Taxes pay for Merced County illegal pot eradication. Sheriff wants that to change
This time of year is busy for those growing marijuana illegally so it’s also a busy time to eradicate those plants, according to the Merced County Sheriff’s Office.
An effort that uses a team of deputies weekly to cut down thousands of plants, many of which are connected to drug cartels, is expensive. Law enforcement officials are looking at options to put those costs back on landowners, according to the Sheriff’s Office.
Deputies raided a site with more than 500 plants ranging from a couple of feet tall to over 6-feet in the 10000 block of Bell Drive outside Atwater on Friday, according to Sgt. Ray Framstad.
“We’re seeing outdoor cultivation using the same type of indoor technologies,” he said.
Growers are getting better at the craft and start the cloned plants inside before moving them outdoors, he said. Some use plastic to intensify sunlight, mimicking what indoor lights can do.
That means the plants are higher quality and can be grown in two harvests without using the amount of electricity that comes from growing inside, Framstad said. Cartels typically have multiple sites going at the same time, and deputies can only catch so many.
“They’re still going to profit if they get one or two grows to market,” he said.
Framstad said the team is also on pace to take 100 guns from the sites. Most of them are unregistered or stolen, he said.
The marijuana eradication team expected to clear 10 sites all over Merced County on Friday.
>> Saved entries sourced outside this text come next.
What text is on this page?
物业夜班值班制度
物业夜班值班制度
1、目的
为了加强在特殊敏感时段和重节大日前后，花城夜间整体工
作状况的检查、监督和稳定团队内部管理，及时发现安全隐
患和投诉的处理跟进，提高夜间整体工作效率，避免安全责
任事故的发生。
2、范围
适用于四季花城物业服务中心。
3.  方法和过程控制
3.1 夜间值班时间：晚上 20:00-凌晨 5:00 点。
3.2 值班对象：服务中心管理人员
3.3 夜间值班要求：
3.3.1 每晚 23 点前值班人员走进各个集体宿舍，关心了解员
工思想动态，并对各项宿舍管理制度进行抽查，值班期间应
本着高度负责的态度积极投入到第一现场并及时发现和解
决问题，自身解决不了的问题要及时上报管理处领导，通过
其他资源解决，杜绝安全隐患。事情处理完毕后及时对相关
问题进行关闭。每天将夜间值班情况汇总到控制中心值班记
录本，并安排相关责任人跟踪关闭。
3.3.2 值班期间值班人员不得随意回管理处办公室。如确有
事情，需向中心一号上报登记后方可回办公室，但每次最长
Sheriff Vern Warnke said he’s “treading in new water” to find a way to put the cost of operations back onto landowners. “There’s a maximum cost associated with this; 100 percent of the cost should be (paid) by the landowner,” he said. “There’s no way that that landowner could tell me they don’t know this stuff’s going on on their property.”
The efforts to eradicate can run up expenses through the hourly wages of a half-dozen deputies or so. But, there’s also costs for mileage, research on sites, the disposal of the plants and associated chemicals, and other costs, Warnke said.
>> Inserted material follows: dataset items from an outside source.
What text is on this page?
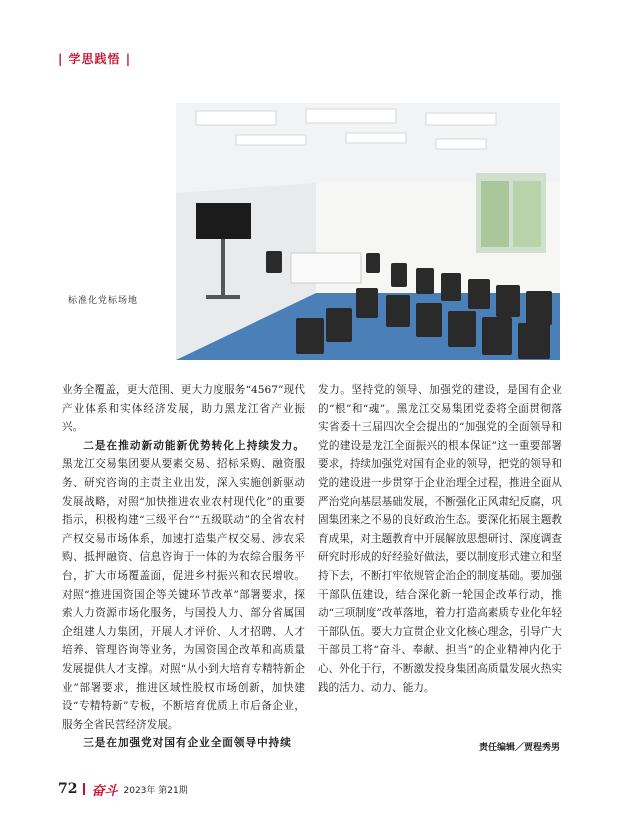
| 学思践悟 |
标准化党标场地

业务全覆盖，更大范围、更大力度服务“4567”现代产业体系和实体经济发展，助力黑龙江省产业振兴。

二是在推动新动能新优势转化上持续发力。黑龙江交易集团要从要素交易、招标采购、融资服务、研究咨询的主责主业出发，深入实施创新驱动发展战略，对照“加快推进农业农村现代化”的重要指示，积极构建“三级平台”“五级联动”的全省农村产权交易市场体系，加速打造集产权交易、涉农采购、抵押融资、信息咨询于一体的为农综合服务平台，扩大市场覆盖面，促进乡村振兴和农民增收。对照“推进国资国企等关键环节改革”部署要求，探索人力资源市场化服务，与国投人力、部分省属国企组建人力集团，开展人才评价、人才招聘、人才培养、管理咨询等业务，为国资国企改革和高质量发展提供人才支撑。对照“从小到大培育专精特新企业”部署要求，推进区域性股权市场创新，加快建设“专精特新”专板，不断培育优质上市后备企业，服务全省民营经济发展。

三是在加强党对国有企业全面领导中持续

发力。坚持党的领导、加强党的建设，是国有企业的“根”和“魂”。黑龙江交易集团党委将全面贯彻落实省委十三届四次全会提出的“加强党的全面领导和党的建设是龙江全面振兴的根本保证”这一重要部署要求，持续加强党对国有企业的领导，把党的领导和党的建设进一步贯穿于企业治理全过程，推进全面从严治党向基层基础发展，不断强化正风肃纪反腐，巩固集团来之不易的良好政治生态。要深化拓展主题教育成果，对主题教育中开展解放思想研讨、深度调查研究时形成的好经验好做法，要以制度形式建立和坚持下去，不断打牢依规管企治企的制度基础。要加强干部队伍建设，结合深化新一轮国企改革行动，推动“三项制度”改革落地，着力打造高素质专业化年轻干部队伍。要大力宣贯企业文化核心理念，引导广大干部员工将“奋斗、奉献、担当”的企业精神内化于心、外化于行，不断激发投身集团高质量发展火热实践的活力、动力、能力。

责任编辑／贾程秀男
72 奋斗 2023年 第21期
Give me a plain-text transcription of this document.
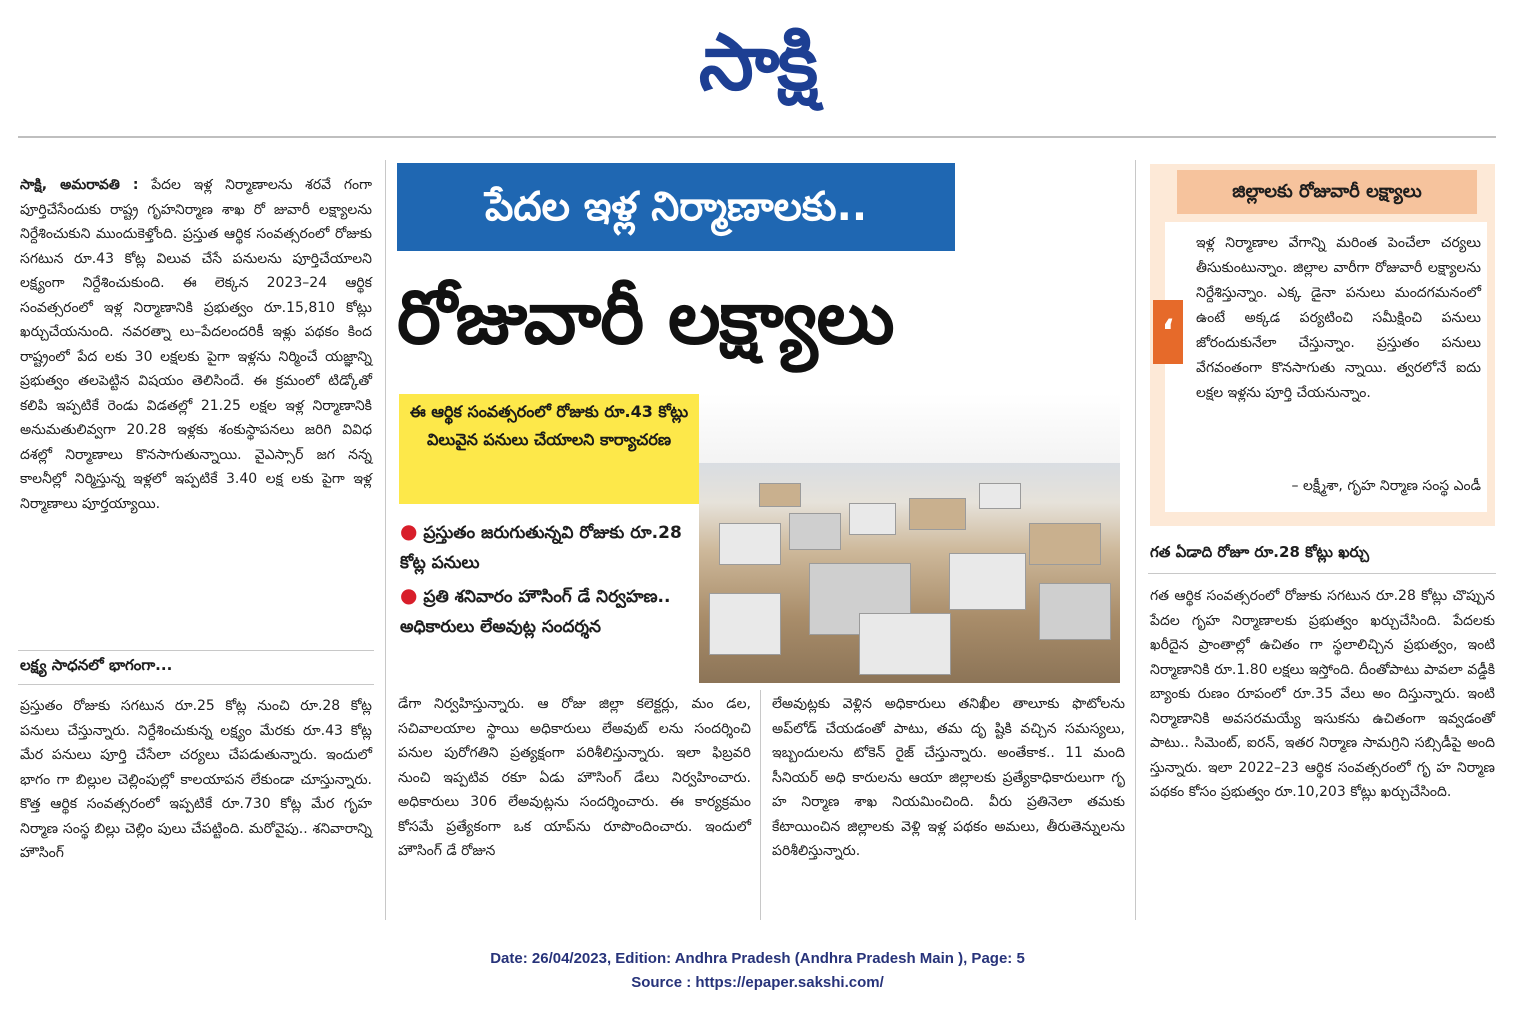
సాక్షి
సాక్షి, అమరావతి : పేదల ఇళ్ల నిర్మాణాలను శరవే గంగా పూర్తిచేసేందుకు రాష్ట్ర గృహనిర్మాణ శాఖ రో జువారీ లక్ష్యాలను నిర్దేశించుకుని ముందుకెళ్తోంది. ప్రస్తుత ఆర్థిక సంవత్సరంలో రోజుకు సగటున రూ.43 కోట్ల విలువ చేసే పనులను పూర్తిచేయాలని లక్ష్యంగా నిర్దేశించుకుంది. ఈ లెక్కన 2023–24 ఆర్థిక సంవత్సరంలో ఇళ్ల నిర్మాణానికి ప్రభుత్వం రూ.15,810 కోట్లు ఖర్చుచేయనుంది. నవరత్నా లు–పేదలందరికీ ఇళ్లు పథకం కింద రాష్ట్రంలో పేద లకు 30 లక్షలకు పైగా ఇళ్లను నిర్మించే యజ్ఞాన్ని ప్రభుత్వం తలపెట్టిన విషయం తెలిసిందే. ఈ క్రమంలో టిడ్కోతో కలిపి ఇప్పటికే రెండు విడతల్లో 21.25 లక్షల ఇళ్ల నిర్మాణానికి అనుమతులివ్వగా 20.28 ఇళ్లకు శంకుస్థాపనలు జరిగి వివిధ దశల్లో నిర్మాణాలు కొనసాగుతున్నాయి. వైఎస్సార్ జగ నన్న కాలనీల్లో నిర్మిస్తున్న ఇళ్లలో ఇప్పటికే 3.40 లక్ష లకు పైగా ఇళ్ల నిర్మాణాలు పూర్తయ్యాయి.
లక్ష్య సాధనలో భాగంగా...
ప్రస్తుతం రోజుకు సగటున రూ.25 కోట్ల నుంచి రూ.28 కోట్ల పనులు చేస్తున్నారు. నిర్దేశించుకున్న లక్ష్యం మేరకు రూ.43 కోట్ల మేర పనులు పూర్తి చేసేలా చర్యలు చేపడుతున్నారు. ఇందులో భాగం గా బిల్లుల చెల్లింపుల్లో కాలయాపన లేకుండా చూస్తున్నారు. కొత్త ఆర్థిక సంవత్సరంలో ఇప్పటికే రూ.730 కోట్ల మేర గృహ నిర్మాణ సంస్థ బిల్లు చెల్లిం పులు చేపట్టింది. మరోవైపు.. శనివారాన్ని హౌసింగ్
పేదల ఇళ్ల నిర్మాణాలకు..
రోజువారీ లక్ష్యాలు
ఈ ఆర్థిక సంవత్సరంలో రోజుకు రూ.43 కోట్లు విలువైన పనులు చేయాలని కార్యాచరణ
● ప్రస్తుతం జరుగుతున్నవి రోజుకు రూ.28 కోట్ల పనులు
● ప్రతి శనివారం హౌసింగ్ డే నిర్వహణ.. అధికారులు లేఅవుట్ల సందర్శన
డేగా నిర్వహిస్తున్నారు. ఆ రోజు జిల్లా కలెక్టర్లు, మం డల, సచివాలయాల స్థాయి అధికారులు లేఅవుట్ లను సందర్శించి పనుల పురోగతిని ప్రత్యక్షంగా పరిశీలిస్తున్నారు. ఇలా ఫిబ్రవరి నుంచి ఇప్పటివ రకూ ఏడు హౌసింగ్ డేలు నిర్వహించారు. అధికారులు 306 లేఅవుట్లను సందర్శించారు. ఈ కార్యక్రమం కోసమే ప్రత్యేకంగా ఒక యాప్‌ను రూపొందించారు. ఇందులో హౌసింగ్ డే రోజున
లేఅవుట్లకు వెళ్లిన అధికారులు తనిఖీల తాలూకు ఫొటోలను అప్‌లోడ్ చేయడంతో పాటు, తమ దృ ష్టికి వచ్చిన సమస్యలు, ఇబ్బందులను టోకెన్ రైజ్ చేస్తున్నారు. అంతేకాక.. 11 మంది సీనియర్ అధి కారులను ఆయా జిల్లాలకు ప్రత్యేకాధికారులుగా గృ హ నిర్మాణ శాఖ నియమించింది. వీరు ప్రతినెలా తమకు కేటాయించిన జిల్లాలకు వెళ్లి ఇళ్ల పథకం అమలు, తీరుతెన్నులను పరిశీలిస్తున్నారు.
జిల్లాలకు రోజువారీ లక్ష్యాలు
‘
ఇళ్ల నిర్మాణాల వేగాన్ని మరింత పెంచేలా చర్యలు తీసుకుంటున్నాం. జిల్లాల వారీగా రోజువారీ లక్ష్యాలను నిర్దేశిస్తున్నాం. ఎక్క డైనా పనులు మందగమనంలో ఉంటే అక్కడ పర్యటించి సమీక్షించి పనులు జోరందుకునేలా చేస్తున్నాం. ప్రస్తుతం పనులు వేగవంతంగా కొనసాగుతు న్నాయి. త్వరలోనే ఐదు లక్షల ఇళ్లను పూర్తి చేయనున్నాం.
– లక్ష్మీశా, గృహ నిర్మాణ సంస్థ ఎండీ
గత ఏడాది రోజూ రూ.28 కోట్లు ఖర్చు
గత ఆర్థిక సంవత్సరంలో రోజుకు సగటున రూ.28 కోట్లు చొప్పున పేదల గృహ నిర్మాణాలకు ప్రభుత్వం ఖర్చుచేసింది. పేదలకు ఖరీదైన ప్రాంతాల్లో ఉచితం గా స్థలాలిచ్చిన ప్రభుత్వం, ఇంటి నిర్మాణానికి రూ.1.80 లక్షలు ఇస్తోంది. దీంతోపాటు పావలా వడ్డీకి బ్యాంకు రుణం రూపంలో రూ.35 వేలు అం దిస్తున్నారు. ఇంటి నిర్మాణానికి అవసరమయ్యే ఇసుకను ఉచితంగా ఇవ్వడంతో పాటు.. సిమెంట్, ఐరన్, ఇతర నిర్మాణ సామగ్రిని సబ్సిడీపై అంది స్తున్నారు. ఇలా 2022–23 ఆర్థిక సంవత్సరంలో గృ హ నిర్మాణ పథకం కోసం ప్రభుత్వం రూ.10,203 కోట్లు ఖర్చుచేసింది.
Date: 26/04/2023, Edition: Andhra Pradesh (Andhra Pradesh Main ), Page: 5
Source : https://epaper.sakshi.com/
Code enforcement also visits the sites, many of which have buildings that don’t match county codes, the Sheriff’s Office said.
Warnke noted the county allows anyone to grow six plants indoors.
“If you want to do something, do it legal. You won’t even see me,” he said. “I don’t know what else to do with these guys. I figure, let’s go after the pocketbook and maybe these landowners will start realizing.”